Coach Dave Peck needs some of his younger athletes to step up in the sprints and on the field, but he’s confident they’ll do so.
“We have a pretty good bunch out this year, but they’re just really young,” said Peck. “It looks like we’ve got a team that should be able to compete.”
On the boys side, Millard and Beaver and are the favorites ahead of North Summit.
Cody White, Tayte Staples, Gideon Gren and Seth Brown all placed in the top 10 at state in cross country and those similar distance events is where the Braves will need to shine and try and compete this spring.
A year ago Millard finished second to Delta for the 2A title, but with Delta now in 3A, the Eagles hope their depth and star power push them over the top.

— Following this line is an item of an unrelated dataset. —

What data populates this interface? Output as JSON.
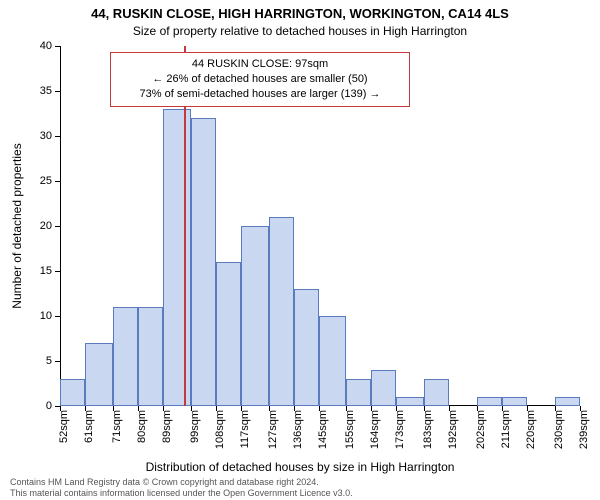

Turner Koyle could sweep the 100, 200 and 400 meters this season, while Jayce Thompson, Jarren Camp and Shade Woodard are great in the distance events.
One of the biggest storylines in 2A could be at shot put. Austin Carter hurtled the shot put an incredible 63’06.50 at the UVU Invite last weekend. It’s the best mark in Utah since 2007.
Carter is also the favorite in the discus.
Panguitch swept the boys and girls 1A track titles last year, but repeating won’t be easy as Milford has very strong boys and girls teams as well.
In previous championship season Panguitch’s girls relied on its distance events, but this year it’s the opposite. Karlee Eyre, Abbey Blevins, Taylor Norris and Mataya Barney gives the Bobcats great depth in the throws, while Norris is also a contributor in the 400 meters and Blevins in the 200 meters.
Kapri Orton could score 30 team points all on her own as she’s the favorite in the 100 and 300 hurdles and the high jump.
Milford’s strength on the girls side is in the sprints, and Panguitch coach Troy Norris said, “hopefully we have enough to counter their speed.”
On the boys side, many of the same athletes who helped lead Milford to the state football title are playing big roles on the track, led by Colton Pomerinke, Brian Williamson and Bryson Barnes.
“Milford is looking a lot stronger than I expected. They have a lot of speed and they have good field events,” said Norris.
Panguitch will lean heavily on its distance events led by Porter Schoppe, Hagen Miller and Trevor Wolfley, a trio that helped the school to a runner-up finish at last year’s state cross country meet.
Monticello, which won the state cross country title, can’t be discounted on the track either as those same Adam Bunker, Alan Pettit, Hyrum Johnson and Ryan Bird are capable of scoring big points again.